Specialty Coffee v. Flavored Coffee
As with most specialty grade coffees, those tasting notes are not additives nor flavor enhancers. They occur naturally as a result of a handful of points we will touch on soon. But to start, it’s important to note that actual “flavored coffees” consist of coffee that has been combined with actual flavoring and/or additives. A suretail sign of this is that they will always come with a nutrition facts sheet on their label, which points out what’s been added to the beans. On the other hand, coffee with naturally occurring flavor profiles wont need a nutrition facts breakdown - as the only ingredient is coffee! So while most specialty grade coffee is purchased for its quality of naturally occurring, you can always ask the roaster or cafe to be sure... Or check the bag for those keywords like “flavored with natural flavors” or “artificial flavors.”
WHERE DOES COFFEE GET ITS FLAVOR?
Coffee Beans = Fruit Seeds
Coffee seeds are products of the cherries that come off of coffee trees. Yep that’s right, your beloved coffee beans are actually fruit seeds. Like any produce, the cherries encompass flavors from the region in which they are grown. But, that isn't as simple as it sounds... Soil composition, altitude, oxygen levels, climate, and sun cover all have a major effect on the flavors produced in any given region. To make things even more complicated, there are many varieties of coffee trees and farmers decide which trees to plant based on their particular growing needs as well as seed availability and how likely they are to fetch good market prices.

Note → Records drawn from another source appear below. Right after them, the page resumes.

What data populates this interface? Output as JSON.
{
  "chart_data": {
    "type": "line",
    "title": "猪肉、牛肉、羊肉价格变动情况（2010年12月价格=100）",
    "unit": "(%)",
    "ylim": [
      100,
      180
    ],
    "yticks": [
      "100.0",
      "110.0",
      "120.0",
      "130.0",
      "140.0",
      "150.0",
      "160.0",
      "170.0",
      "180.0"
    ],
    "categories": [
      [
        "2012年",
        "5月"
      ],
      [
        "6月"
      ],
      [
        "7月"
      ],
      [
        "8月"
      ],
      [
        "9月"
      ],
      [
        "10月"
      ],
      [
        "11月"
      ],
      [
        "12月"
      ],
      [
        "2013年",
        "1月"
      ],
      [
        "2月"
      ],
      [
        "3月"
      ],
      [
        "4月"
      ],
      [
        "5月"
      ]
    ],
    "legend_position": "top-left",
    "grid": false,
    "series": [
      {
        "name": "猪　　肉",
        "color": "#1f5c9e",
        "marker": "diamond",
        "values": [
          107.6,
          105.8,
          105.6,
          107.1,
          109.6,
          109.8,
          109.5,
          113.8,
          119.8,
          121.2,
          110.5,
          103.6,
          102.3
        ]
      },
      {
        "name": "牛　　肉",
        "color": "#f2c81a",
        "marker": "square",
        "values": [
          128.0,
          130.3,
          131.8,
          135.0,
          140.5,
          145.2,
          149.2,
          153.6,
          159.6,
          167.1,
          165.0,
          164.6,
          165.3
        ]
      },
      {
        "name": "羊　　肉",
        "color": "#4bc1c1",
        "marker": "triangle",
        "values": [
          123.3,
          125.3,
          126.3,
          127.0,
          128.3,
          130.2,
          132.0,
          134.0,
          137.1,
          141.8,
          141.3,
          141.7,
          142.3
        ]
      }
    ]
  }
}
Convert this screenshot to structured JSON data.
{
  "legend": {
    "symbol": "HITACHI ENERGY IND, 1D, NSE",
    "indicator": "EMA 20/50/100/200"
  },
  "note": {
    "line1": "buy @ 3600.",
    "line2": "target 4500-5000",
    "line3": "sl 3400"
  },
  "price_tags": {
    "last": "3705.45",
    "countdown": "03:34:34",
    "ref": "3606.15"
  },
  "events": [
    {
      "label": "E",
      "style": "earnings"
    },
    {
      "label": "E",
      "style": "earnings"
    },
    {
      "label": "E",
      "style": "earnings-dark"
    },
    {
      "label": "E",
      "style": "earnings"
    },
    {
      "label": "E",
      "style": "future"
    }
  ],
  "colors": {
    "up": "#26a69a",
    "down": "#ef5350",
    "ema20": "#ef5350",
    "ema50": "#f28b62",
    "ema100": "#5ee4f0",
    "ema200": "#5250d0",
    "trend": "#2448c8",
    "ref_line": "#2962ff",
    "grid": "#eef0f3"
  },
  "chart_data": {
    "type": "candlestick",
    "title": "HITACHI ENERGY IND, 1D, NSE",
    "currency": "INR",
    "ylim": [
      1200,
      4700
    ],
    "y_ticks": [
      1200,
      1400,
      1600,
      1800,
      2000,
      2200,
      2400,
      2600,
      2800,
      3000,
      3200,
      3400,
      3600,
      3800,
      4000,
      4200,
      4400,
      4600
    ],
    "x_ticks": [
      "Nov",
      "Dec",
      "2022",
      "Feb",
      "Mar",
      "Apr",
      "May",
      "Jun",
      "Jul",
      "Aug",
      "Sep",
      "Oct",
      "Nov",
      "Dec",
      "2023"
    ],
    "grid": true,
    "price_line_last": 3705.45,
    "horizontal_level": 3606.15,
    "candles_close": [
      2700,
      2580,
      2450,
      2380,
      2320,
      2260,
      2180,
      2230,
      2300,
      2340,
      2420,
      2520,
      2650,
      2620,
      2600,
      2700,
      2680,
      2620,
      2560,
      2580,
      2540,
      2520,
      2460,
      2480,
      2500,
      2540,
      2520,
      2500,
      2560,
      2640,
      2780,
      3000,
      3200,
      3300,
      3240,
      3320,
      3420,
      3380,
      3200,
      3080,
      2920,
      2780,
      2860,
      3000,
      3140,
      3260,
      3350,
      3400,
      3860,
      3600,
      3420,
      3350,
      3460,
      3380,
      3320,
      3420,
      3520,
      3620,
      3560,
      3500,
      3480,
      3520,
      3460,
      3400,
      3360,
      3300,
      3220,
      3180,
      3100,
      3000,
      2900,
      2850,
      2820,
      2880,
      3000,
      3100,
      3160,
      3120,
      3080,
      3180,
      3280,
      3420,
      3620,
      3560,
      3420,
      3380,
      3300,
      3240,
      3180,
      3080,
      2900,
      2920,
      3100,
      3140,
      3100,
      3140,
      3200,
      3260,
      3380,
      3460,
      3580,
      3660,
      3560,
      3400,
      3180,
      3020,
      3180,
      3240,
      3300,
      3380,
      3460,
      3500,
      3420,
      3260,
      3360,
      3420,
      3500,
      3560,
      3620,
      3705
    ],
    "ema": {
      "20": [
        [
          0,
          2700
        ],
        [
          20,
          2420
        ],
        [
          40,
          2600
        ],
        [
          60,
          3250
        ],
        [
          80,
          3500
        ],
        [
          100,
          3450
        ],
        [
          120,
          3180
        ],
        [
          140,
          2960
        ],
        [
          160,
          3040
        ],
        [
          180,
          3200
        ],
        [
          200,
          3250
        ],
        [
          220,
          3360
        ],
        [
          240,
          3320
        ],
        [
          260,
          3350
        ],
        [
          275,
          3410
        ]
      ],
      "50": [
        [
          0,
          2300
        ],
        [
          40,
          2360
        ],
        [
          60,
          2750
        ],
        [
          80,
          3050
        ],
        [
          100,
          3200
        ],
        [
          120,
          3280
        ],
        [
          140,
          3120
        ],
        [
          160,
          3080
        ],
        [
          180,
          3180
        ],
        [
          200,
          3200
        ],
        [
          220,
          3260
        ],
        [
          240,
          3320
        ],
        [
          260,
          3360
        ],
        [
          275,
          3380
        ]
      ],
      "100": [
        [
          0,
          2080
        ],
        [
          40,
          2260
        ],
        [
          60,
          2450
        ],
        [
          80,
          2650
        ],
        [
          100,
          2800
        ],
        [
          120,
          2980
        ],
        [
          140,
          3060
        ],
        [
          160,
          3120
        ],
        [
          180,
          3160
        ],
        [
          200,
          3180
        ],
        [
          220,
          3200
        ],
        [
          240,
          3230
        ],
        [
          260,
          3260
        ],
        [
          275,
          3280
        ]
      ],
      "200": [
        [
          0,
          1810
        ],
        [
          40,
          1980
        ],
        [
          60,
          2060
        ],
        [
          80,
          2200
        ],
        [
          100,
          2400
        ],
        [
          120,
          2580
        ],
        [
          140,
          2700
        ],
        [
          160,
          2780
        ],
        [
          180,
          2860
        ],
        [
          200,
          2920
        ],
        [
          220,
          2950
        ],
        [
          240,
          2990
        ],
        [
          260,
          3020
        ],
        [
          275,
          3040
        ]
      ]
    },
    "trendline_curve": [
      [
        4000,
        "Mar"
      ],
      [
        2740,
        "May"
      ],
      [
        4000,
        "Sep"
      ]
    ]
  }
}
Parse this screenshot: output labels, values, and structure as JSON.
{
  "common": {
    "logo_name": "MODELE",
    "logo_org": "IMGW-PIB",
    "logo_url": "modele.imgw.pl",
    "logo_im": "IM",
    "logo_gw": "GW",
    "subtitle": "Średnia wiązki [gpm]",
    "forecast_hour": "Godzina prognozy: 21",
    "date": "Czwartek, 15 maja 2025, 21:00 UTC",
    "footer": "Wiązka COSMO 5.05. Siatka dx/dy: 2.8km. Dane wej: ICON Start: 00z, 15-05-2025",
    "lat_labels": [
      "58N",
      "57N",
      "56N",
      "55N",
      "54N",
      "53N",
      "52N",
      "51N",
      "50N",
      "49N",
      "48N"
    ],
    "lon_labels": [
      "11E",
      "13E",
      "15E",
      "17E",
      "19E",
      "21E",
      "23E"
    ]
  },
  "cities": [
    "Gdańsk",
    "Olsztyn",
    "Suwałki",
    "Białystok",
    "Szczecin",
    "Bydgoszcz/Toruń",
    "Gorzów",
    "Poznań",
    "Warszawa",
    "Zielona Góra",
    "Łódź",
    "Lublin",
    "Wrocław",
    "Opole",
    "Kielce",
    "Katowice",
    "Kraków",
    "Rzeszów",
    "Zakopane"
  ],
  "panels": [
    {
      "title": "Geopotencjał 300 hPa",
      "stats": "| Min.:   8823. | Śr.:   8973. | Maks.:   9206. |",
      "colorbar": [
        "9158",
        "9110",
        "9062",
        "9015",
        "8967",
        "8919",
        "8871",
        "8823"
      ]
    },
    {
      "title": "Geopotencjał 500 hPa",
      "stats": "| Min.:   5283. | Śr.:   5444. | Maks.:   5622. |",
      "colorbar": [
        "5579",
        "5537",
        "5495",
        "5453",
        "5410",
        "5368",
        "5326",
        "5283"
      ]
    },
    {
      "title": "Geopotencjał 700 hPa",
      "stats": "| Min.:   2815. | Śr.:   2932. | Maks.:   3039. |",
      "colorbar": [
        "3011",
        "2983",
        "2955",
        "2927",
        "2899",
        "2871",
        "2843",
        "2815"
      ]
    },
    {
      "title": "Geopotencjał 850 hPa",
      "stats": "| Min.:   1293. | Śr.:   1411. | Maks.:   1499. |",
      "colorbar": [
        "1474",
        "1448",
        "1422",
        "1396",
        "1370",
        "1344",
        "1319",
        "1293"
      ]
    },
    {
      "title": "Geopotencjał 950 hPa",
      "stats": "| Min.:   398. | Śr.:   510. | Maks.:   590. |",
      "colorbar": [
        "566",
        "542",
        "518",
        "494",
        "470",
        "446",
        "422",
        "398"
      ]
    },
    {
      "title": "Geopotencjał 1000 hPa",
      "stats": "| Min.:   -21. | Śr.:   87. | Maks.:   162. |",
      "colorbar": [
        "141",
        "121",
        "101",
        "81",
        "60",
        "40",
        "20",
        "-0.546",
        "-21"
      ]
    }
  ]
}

Coffee Processing and Flavor
On top of the natural flavor development of coffee, the processing method of coffee cherries is key to flavor enhancement. How a farmer removes the seeds from the cherry is vital. Future blogs will dive into the magic of different processing methods and how you can use that knowledge to find your perfect coffee. These variables make up 99% of your coffee’s flavor. But there are still some stops to make on the flavor journey.
Flavor and Roasting
How about the roast? Roasting absolutely can make or break all those flavor contributors mentioned above. We, like many roasters, want to exemplify the flavors that are cultivated on the farming level. Every roaster approaches their coffee a little differently. At La Terza we offer a range of medium roasted beans, each with a customized roast profile that we believe brings the best of flavors out in each. Our coffee bags list the tasting notes we find in the coffee as well as the coffee’s body (mouth feel) and its acidity level.
You a dark roast person? No problem! Grab a full bodied low acidity coffee with chocolate and nut flavors.
Light roast? Go lighter on the body.
Roasting is a delicate dance between making sure you develop your bean enough it isn't bitter like unripe fruit yet not over roasting it, burning it and making it another type of bitter. Think burnt stove top caramel.
Tasting Notes For Coffee
So where do we come up with those fun tasting notes? When sampling our coffees and developing those ideal roast profiles we grade the flavors. Pro-tip, all coffees have tasting notes of chocolate. But even that boasts a huge variety of options. The real trick is to generalize the notes you see on your bag. We might taste grapefruit, so you can assume there’s some citrus in the flavor profile.
You play a role in flavor as well. How you brew has a major impact on the
extraction of flavor. Brewing water too hot? You are in for some bitter scorched flavors. (hint, keep your water between 205 and 195 fahrenheit. Typically a coarse ground coffee will extract less flavor, hence why french presses need full immersion and longer steep times. Don’t believe me? Take one of our brew methods classes and see the huge difference methodology makes.
Coffee is complex, that’s why you see terms like “artisan” and “craft” used in the industry. Lot’s of work goes into a delicious cup of coffee from the farm, to the roaster, to you! Try some flavor profiles you have never associated with coffee and surprise your taste buds!